Deborah Hinton – Commscrum Montreal

Is it just a two-front war?  Most days the challenge seems more complex than that!

On the question of Communicator-leaders or leader-communicators, I think we should be developing way more of more of both.  In the short to mid-term that’s what the ‘talent’ agenda needs Kevin.  And, if we positioned ourselves to go out of business for the longer-term [someone said that on this space a while ago, and it wasn’t me] we’d be headed in the right direction.  Leader-communicators rule!

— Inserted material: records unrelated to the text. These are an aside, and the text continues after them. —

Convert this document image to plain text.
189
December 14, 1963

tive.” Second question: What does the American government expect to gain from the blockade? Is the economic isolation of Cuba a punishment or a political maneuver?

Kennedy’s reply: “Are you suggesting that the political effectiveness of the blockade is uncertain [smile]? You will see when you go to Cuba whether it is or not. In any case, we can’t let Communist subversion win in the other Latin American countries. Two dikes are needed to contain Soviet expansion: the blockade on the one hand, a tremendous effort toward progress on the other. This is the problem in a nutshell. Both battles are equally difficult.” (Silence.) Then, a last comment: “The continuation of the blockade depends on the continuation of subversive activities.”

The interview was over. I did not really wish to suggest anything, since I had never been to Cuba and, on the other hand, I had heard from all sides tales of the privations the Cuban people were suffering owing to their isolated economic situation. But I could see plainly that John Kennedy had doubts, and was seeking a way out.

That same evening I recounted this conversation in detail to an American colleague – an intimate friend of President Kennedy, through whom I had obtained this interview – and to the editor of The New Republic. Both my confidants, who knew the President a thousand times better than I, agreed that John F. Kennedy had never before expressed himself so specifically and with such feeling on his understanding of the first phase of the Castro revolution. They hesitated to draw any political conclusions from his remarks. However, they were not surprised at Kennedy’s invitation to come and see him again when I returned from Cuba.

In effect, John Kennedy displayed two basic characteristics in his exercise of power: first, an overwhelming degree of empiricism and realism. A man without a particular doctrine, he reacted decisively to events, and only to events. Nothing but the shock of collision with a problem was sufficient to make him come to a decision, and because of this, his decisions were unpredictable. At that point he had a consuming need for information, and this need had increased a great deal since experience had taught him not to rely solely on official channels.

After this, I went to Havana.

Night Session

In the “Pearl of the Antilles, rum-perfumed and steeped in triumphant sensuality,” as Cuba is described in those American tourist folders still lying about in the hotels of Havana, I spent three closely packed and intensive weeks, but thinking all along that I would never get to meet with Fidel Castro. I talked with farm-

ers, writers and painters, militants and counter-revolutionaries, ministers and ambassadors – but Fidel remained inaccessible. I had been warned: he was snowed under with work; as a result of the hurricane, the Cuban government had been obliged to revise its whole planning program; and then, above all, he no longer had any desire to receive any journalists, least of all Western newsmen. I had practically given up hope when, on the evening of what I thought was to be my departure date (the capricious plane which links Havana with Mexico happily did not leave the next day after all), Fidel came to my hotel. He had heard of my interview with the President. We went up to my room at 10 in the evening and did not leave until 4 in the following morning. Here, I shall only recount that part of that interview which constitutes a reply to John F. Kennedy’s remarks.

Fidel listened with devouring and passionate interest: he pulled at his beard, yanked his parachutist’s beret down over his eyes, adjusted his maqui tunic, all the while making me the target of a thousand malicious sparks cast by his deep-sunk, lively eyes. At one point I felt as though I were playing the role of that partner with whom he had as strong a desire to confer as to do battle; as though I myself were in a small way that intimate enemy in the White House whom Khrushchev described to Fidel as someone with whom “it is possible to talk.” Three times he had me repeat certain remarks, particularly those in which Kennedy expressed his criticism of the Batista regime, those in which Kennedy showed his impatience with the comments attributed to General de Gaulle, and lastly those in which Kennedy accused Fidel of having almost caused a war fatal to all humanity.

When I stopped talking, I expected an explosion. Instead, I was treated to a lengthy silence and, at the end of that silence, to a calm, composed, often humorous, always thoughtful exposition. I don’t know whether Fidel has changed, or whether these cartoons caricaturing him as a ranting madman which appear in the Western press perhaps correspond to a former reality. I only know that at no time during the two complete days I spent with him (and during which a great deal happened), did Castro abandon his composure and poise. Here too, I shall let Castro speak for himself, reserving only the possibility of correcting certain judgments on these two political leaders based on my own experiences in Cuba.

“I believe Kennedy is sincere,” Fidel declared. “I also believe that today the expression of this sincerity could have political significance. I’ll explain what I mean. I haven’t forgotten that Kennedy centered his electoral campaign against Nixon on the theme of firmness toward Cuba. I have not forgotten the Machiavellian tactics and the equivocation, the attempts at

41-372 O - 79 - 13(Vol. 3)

Mike I agree that far too many of us are spending far too much time on delivering tradition top down communications and fighting fights that we would all like to think are behind us.  Is it because after all everyone knows how to communicate?  Or is it because of what Lindsay suggested:  Somewhere along the line either we aren’t delivering the value that organizations expect/need [and we’ve promised] or we have not gotten the credit for the value we’ve delivered.

If we aren’t delivering the value why is that?  Is it because we don’t have the skills and knowledge we really need to deliver value today [see other conversations here and the current discussion on the CommScrum Group on LinkedIn: Building communication mastery in a cross-disciplinary inside/out world].  Or, is it because we have the skills and knowledge but haven’t been given the chance?  And, if we aren’t being given the chance then how do we position ourselves to get/take the chance?

Or, is it because when it’s done well, communications are so integrated in the discussion and so seamlessly delivered that we don’t [and perhaps shouldn’t] get credit? Or, is it all of the above?

Side bar:

I spent nearly two days last week at the Mellon Colloque at the Canadian Centre for Architecture []. Part of an occasional attempt to break out of my bubble.  The topic was “The expanding curatorial field”.  Pretty isoteric stuff.

Interestingly what I discovered is that the curatorial world is facing some of the same challenges/issues we are.  What are the boundaries of the field?  What is the role of the curator?  How do you curate – the noun and the verb, the process and the product?  And what has primacy – in this case Architect-artist or Artist-architect rather than Communicator – Leader or Leader – Communicator.  And, disappointingly though I learned a lot, there were no evident or easy answers.